C’est dans le cadre du programme de recherche-action Ocapi (1), qui porte notamment sur la valorisation agricole des excrétions humaines, que ces essais ont été menés. Et c’est pour fêter ses dix ans qu’une visite a été organisée chez Emmanuel Laureau, agriculteur à Saclay (Essonne), où se déroulent les expérimentations de la chambre d’agriculture sur la fertilisation des grandes cultures par l’urine depuis 2019.
En 2025 et 2026, des essais sur couverts végétaux avant maïs sont en cours. « La production d’urine étant continue, l’idée est de pouvoir la valoriser au printemps sur cultures, mais aussi l’été lors du semis des couverts, explique Maya Minaev, apprentie à la chambre. Nous souhaitons vérifier si 45 unités d’azote apportées par des urines au semis d’un couvert optimum (2) suffiraient pour réduire, voire faire l’impasse sur la fertilisation azotée du maïs qui suit. » Sachant que les sols d’Emmanuel Laureau, à forte minéralisation, présente un taux de matière organique élevé.

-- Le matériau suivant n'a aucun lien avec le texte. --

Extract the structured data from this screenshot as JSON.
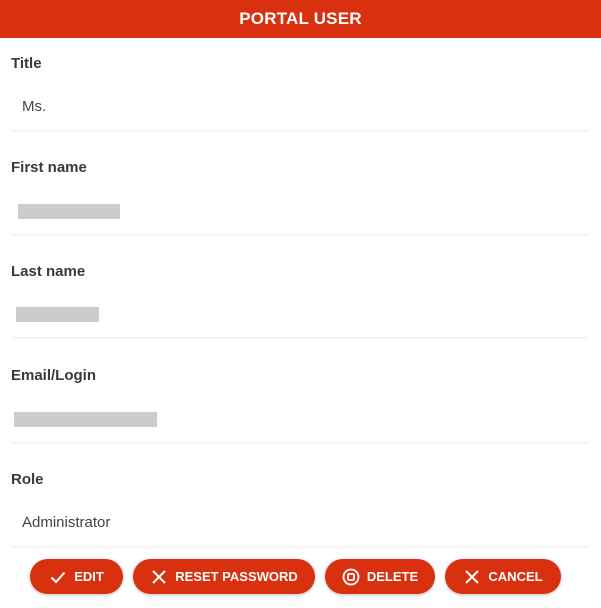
{
  "header": {
    "title": "PORTAL USER"
  },
  "fields": [
    {
      "label": "Title",
      "value": "Ms."
    },
    {
      "label": "First name",
      "value": ""
    },
    {
      "label": "Last name",
      "value": ""
    },
    {
      "label": "Email/Login",
      "value": ""
    },
    {
      "label": "Role",
      "value": "Administrator"
    }
  ],
  "actions": {
    "edit_label": "EDIT",
    "reset_label": "RESET PASSWORD",
    "delete_label": "DELETE",
    "cancel_label": "CANCEL"
  },
  "icons": {
    "edit": "check-icon",
    "reset": "close-icon",
    "delete": "stop-circle-icon",
    "cancel": "close-icon"
  },
  "colors": {
    "accent": "#d9310f",
    "redacted": "#cccccc"
  }
}
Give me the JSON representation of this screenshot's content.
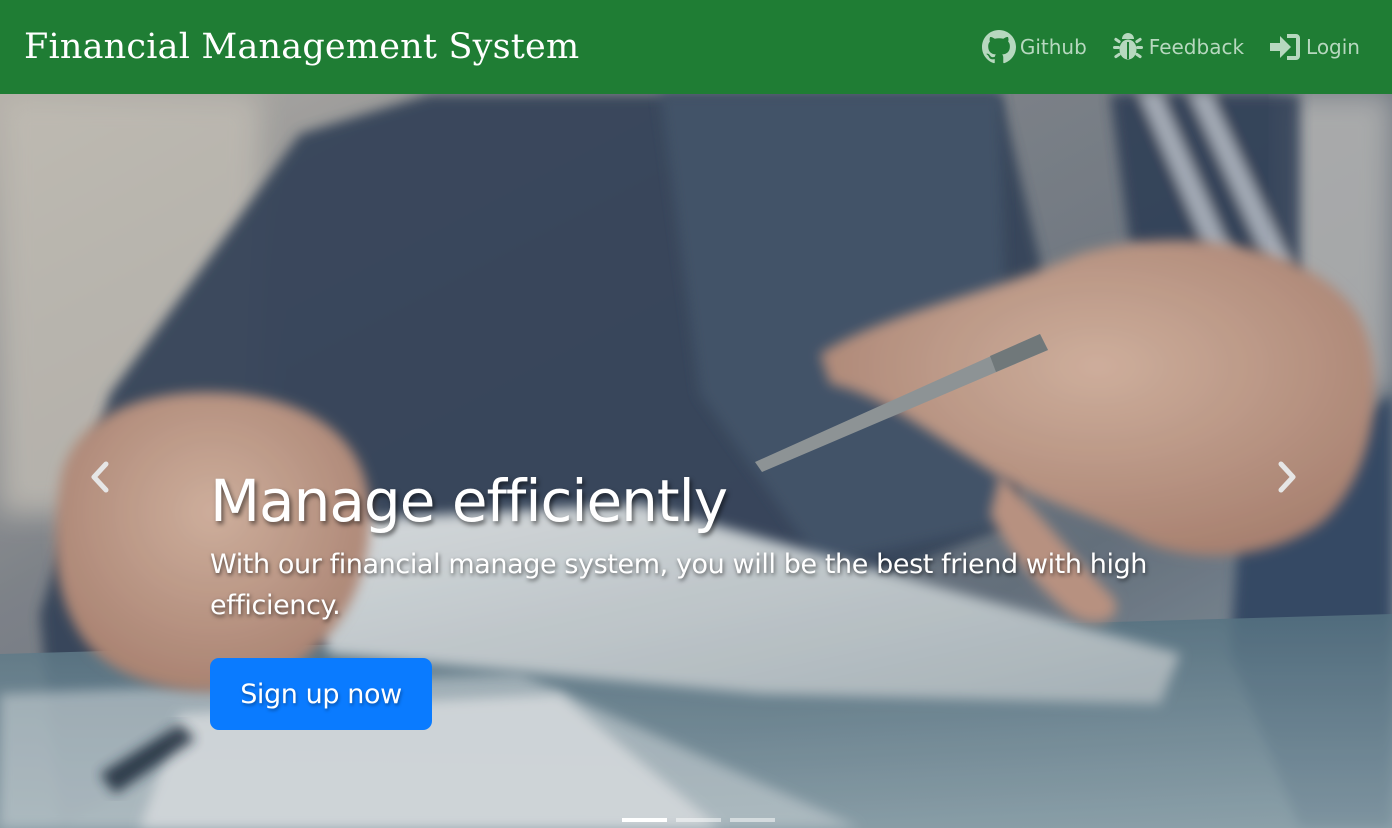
{
  "navbar": {
    "brand": "Financial Management System",
    "background": "#1f7d34",
    "links": [
      {
        "label": "Github",
        "icon": "github-icon"
      },
      {
        "label": "Feedback",
        "icon": "bug-icon"
      },
      {
        "label": "Login",
        "icon": "sign-in-icon"
      }
    ]
  },
  "hero": {
    "image": "business-people-pen-tablet-photo",
    "title": "Manage efficiently",
    "text": "With our financial manage system, you will be the best friend with high efficiency.",
    "cta_label": "Sign up now",
    "cta_color": "#0a7bff",
    "prev_icon": "chevron-left-icon",
    "next_icon": "chevron-right-icon",
    "slide_count": 3,
    "active_slide": 1
  }
}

S’il est trop tôt pour tirer des conclusions, l’aspect visuel des couverts en ce 18 septembre ne trompe pas. Ceux qui ont eu un apport d’urine sont plus développés que ceux sans fertilisation. À suivre pour voir si cela bénéficie bien au maïs suivant.
Concentrer l’urine
Les essais sont prometteurs. Mais Christophe Dion, chef du service de l'agronomie de la chambre d’agriculture, relève que si l’utilisation de l’urine est adaptée à l’expérimentation, elle l’est moins pour un usage agriculteur. « Nos essais se font en microparcelles de 3 m x 12 m, avec une cuve, des rampes et des buses adaptées pour pulvériser un gros volume d’urine. En moyenne, les engrais de synthèse sont 100 fois plus concentrés que l’urine. Pour une même dose d’azote, il faut 100 fois plus de volume d’urine que de solution azotée. »

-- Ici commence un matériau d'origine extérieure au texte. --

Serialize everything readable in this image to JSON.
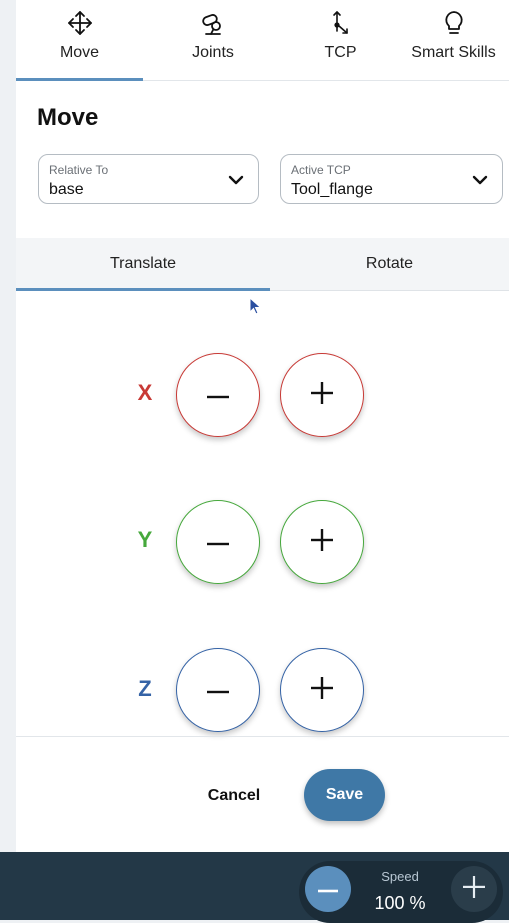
{
  "top_tabs": [
    {
      "label": "Move",
      "icon": "move-arrows-icon",
      "active": true
    },
    {
      "label": "Joints",
      "icon": "robot-joint-icon",
      "active": false
    },
    {
      "label": "TCP",
      "icon": "tcp-icon",
      "active": false
    },
    {
      "label": "Smart Skills",
      "icon": "lightbulb-icon",
      "active": false
    }
  ],
  "page_title": "Move",
  "relative_to": {
    "label": "Relative To",
    "value": "base"
  },
  "active_tcp": {
    "label": "Active TCP",
    "value": "Tool_flange"
  },
  "sub_tabs": [
    {
      "label": "Translate",
      "active": true
    },
    {
      "label": "Rotate",
      "active": false
    }
  ],
  "axes": [
    {
      "label": "X",
      "color": "#c83a36"
    },
    {
      "label": "Y",
      "color": "#46a83c"
    },
    {
      "label": "Z",
      "color": "#3563a6"
    }
  ],
  "actions": {
    "cancel": "Cancel",
    "save": "Save"
  },
  "speed": {
    "label": "Speed",
    "value": "100 %"
  },
  "colors": {
    "accent": "#5b8fbd",
    "save_button": "#3f78a6",
    "bottom_bar": "#233847"
  }
}
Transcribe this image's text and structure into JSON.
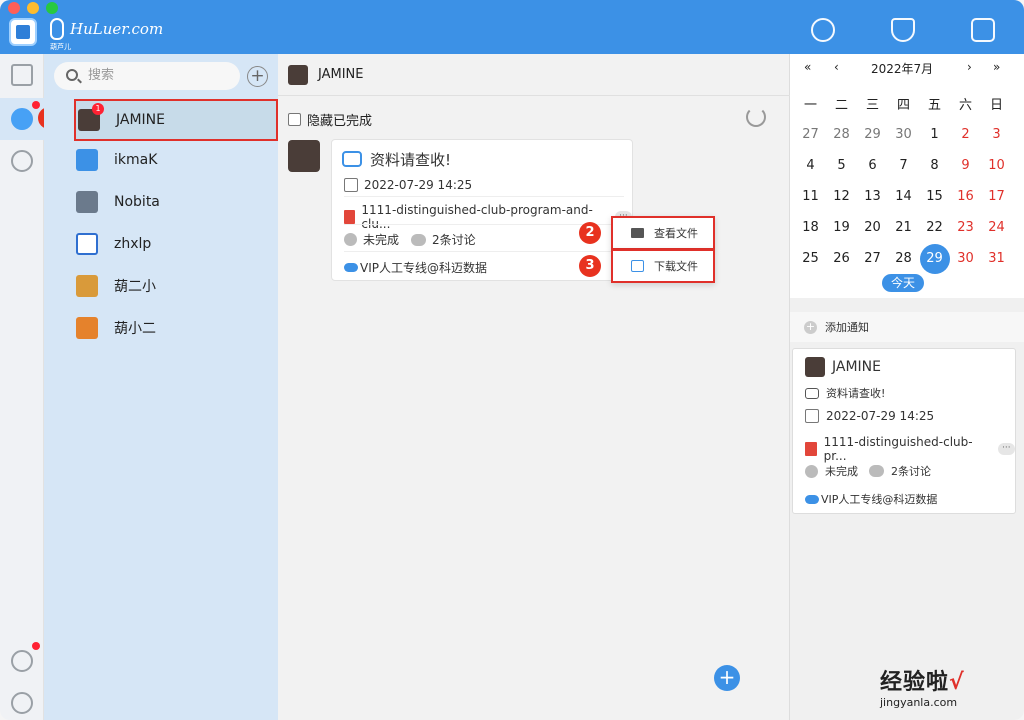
{
  "brand": {
    "text": "HuLuer.com",
    "sub": "葫芦儿"
  },
  "colors": {
    "topbar": "#3c91e6",
    "accent": "#3c91e6",
    "annotation": "#e0302a"
  },
  "top_icons": [
    "search-tag-icon",
    "star-shield-icon",
    "calendar-bell-icon"
  ],
  "sidebar": {
    "search_placeholder": "搜索"
  },
  "contacts": [
    {
      "name": "JAMINE",
      "badge": "1"
    },
    {
      "name": "ikmaK"
    },
    {
      "name": "Nobita"
    },
    {
      "name": "zhxlp"
    },
    {
      "name": "葫二小"
    },
    {
      "name": "葫小二"
    }
  ],
  "annotations": [
    "1",
    "2",
    "3"
  ],
  "chat": {
    "title": "JAMINE",
    "hide_completed": "隐藏已完成",
    "message": {
      "title": "资料请查收!",
      "datetime": "2022-07-29 14:25",
      "file": "1111-distinguished-club-program-and-clu...",
      "status": "未完成",
      "discussion": "2条讨论",
      "channel": "VIP人工专线@科迈数据",
      "more": "···"
    },
    "menu": {
      "view": "查看文件",
      "download": "下载文件"
    },
    "fab": "+"
  },
  "calendar": {
    "prev_year": "«",
    "prev_month": "‹",
    "month_title": "2022年7月",
    "next_month": "›",
    "next_year": "»",
    "weekdays": [
      "一",
      "二",
      "三",
      "四",
      "五",
      "六",
      "日"
    ],
    "weeks": [
      [
        "27",
        "28",
        "29",
        "30",
        "1",
        "2",
        "3"
      ],
      [
        "4",
        "5",
        "6",
        "7",
        "8",
        "9",
        "10"
      ],
      [
        "11",
        "12",
        "13",
        "14",
        "15",
        "16",
        "17"
      ],
      [
        "18",
        "19",
        "20",
        "21",
        "22",
        "23",
        "24"
      ],
      [
        "25",
        "26",
        "27",
        "28",
        "29",
        "30",
        "31"
      ]
    ],
    "today_label": "今天",
    "selected_day": "29"
  },
  "notice": {
    "add_label": "添加通知",
    "sender": "JAMINE",
    "title": "资料请查收!",
    "datetime": "2022-07-29 14:25",
    "file": "1111-distinguished-club-pr...",
    "more": "···",
    "status": "未完成",
    "discussion": "2条讨论",
    "channel": "VIP人工专线@科迈数据"
  },
  "watermark": {
    "text": "经验啦",
    "check": "√",
    "url": "jingyanla.com"
  }
}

Emmanuel Laureau confirme. « Je reçois 30 à 40 m³ d’urines par an, en cuves de 1 000 litres stockées dans ma cour. Leur concentration est d’environ 3 uN/1 000 l. En utilisant mes buses multijets, je pulvérise 600 l/ha en roulant à 4 km/h en maïs et betteraves. Mais il en faudrait près de 20 000 l/ha pour apporter 60 uN. Avec la solution azotée (39 uN/100 l), il suffit de 150 l/ha pour apporter 60 uN. » Pour les cultures de printemps, l’agriculteur complète avec de la solution azotée. Il fertilise aussi ses couverts et parcelles juste avant de semer du colza, à 600 l/ha, soit 1,8 uN/ha environ.

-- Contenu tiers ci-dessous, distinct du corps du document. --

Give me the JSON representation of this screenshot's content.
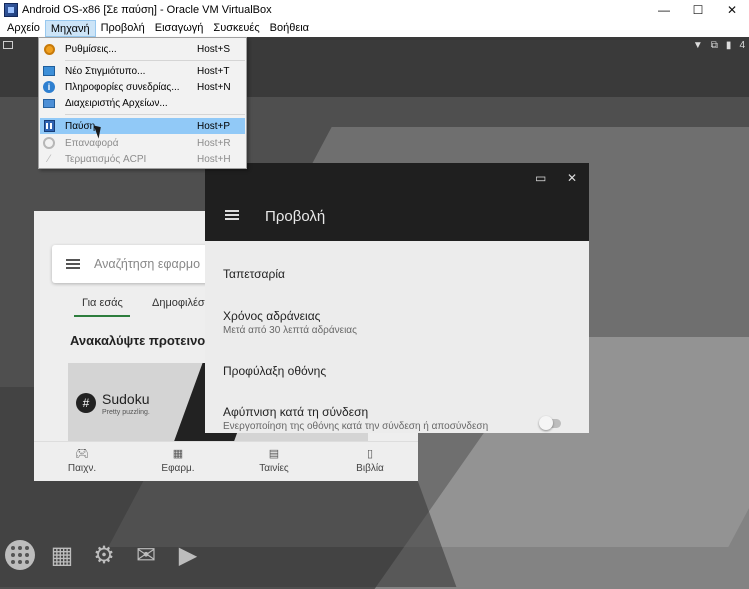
{
  "window": {
    "title": "Android OS-x86 [Σε παύση] - Oracle VM VirtualBox",
    "minimize": "—",
    "maximize": "☐",
    "close": "✕"
  },
  "menubar": [
    "Αρχείο",
    "Μηχανή",
    "Προβολή",
    "Εισαγωγή",
    "Συσκευές",
    "Βοήθεια"
  ],
  "machine_menu": {
    "items": [
      {
        "label": "Ρυθμίσεις...",
        "shortcut": "Host+S",
        "icon": "settings-gear-icon",
        "enabled": true
      },
      {
        "label": "Νέο Στιγμιότυπο...",
        "shortcut": "Host+T",
        "icon": "snapshot-icon",
        "enabled": true
      },
      {
        "label": "Πληροφορίες συνεδρίας...",
        "shortcut": "Host+N",
        "icon": "info-icon",
        "enabled": true
      },
      {
        "label": "Διαχειριστής Αρχείων...",
        "shortcut": "",
        "icon": "file-manager-icon",
        "enabled": true
      },
      {
        "label": "Παύση",
        "shortcut": "Host+P",
        "icon": "pause-icon",
        "enabled": true,
        "highlighted": true
      },
      {
        "label": "Επαναφορά",
        "shortcut": "Host+R",
        "icon": "reset-icon",
        "enabled": false
      },
      {
        "label": "Τερματισμός ACPI",
        "shortcut": "Host+H",
        "icon": "acpi-shutdown-icon",
        "enabled": false
      }
    ]
  },
  "play_store": {
    "search_placeholder": "Αναζήτηση εφαρμο",
    "tabs": [
      "Για εσάς",
      "Δημοφιλέσ"
    ],
    "section_title": "Ανακαλύψτε προτεινο",
    "banner": {
      "title": "Sudoku",
      "tagline": "Pretty puzzling."
    },
    "bottom_nav": [
      {
        "label": "Παιχν.",
        "icon": "gamepad-icon"
      },
      {
        "label": "Εφαρμ.",
        "icon": "apps-grid-icon"
      },
      {
        "label": "Ταινίες",
        "icon": "film-icon"
      },
      {
        "label": "Βιβλία",
        "icon": "book-icon"
      }
    ]
  },
  "display_settings": {
    "title": "Προβολή",
    "items": [
      {
        "title": "Ταπετσαρία",
        "subtitle": ""
      },
      {
        "title": "Χρόνος αδράνειας",
        "subtitle": "Μετά από 30 λεπτά αδράνειας"
      },
      {
        "title": "Προφύλαξη οθόνης",
        "subtitle": ""
      },
      {
        "title": "Αφύπνιση κατά τη σύνδεση",
        "subtitle": "Ενεργοποίηση της οθόνης κατά την σύνδεση ή αποσύνδεση"
      }
    ],
    "wake_on_connect_toggle": false
  },
  "status_bar": {
    "battery_text": "4"
  },
  "colors": {
    "menu_highlight": "#91c9f7",
    "active_menubar": "#cce4f7",
    "settings_header": "#1f1f1f"
  }
}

Outre l’odeur désagréable à l’ouverture des cuves, l’utilisation d’urine demande aussi beaucoup de manipulations : pomper l’urine des cuves dans le pulvérisateur, changer les buses… « Je mets le double de temps avec l’urine par rapport à la solution azotée et j’apporte moins d’unités », compte-t-il. « Même en ayant recours à du matériel spécifique (pendillards), l’usage agricole semble compliqué avec ces volumes, souligne Marie Boulard, à moins de concentrer l’urine afin de multiplier par 100 la dose d’azote. » C’est une piste envisagée car avec 30 uN/100 l, la composition serait proche d’un engrais minéral.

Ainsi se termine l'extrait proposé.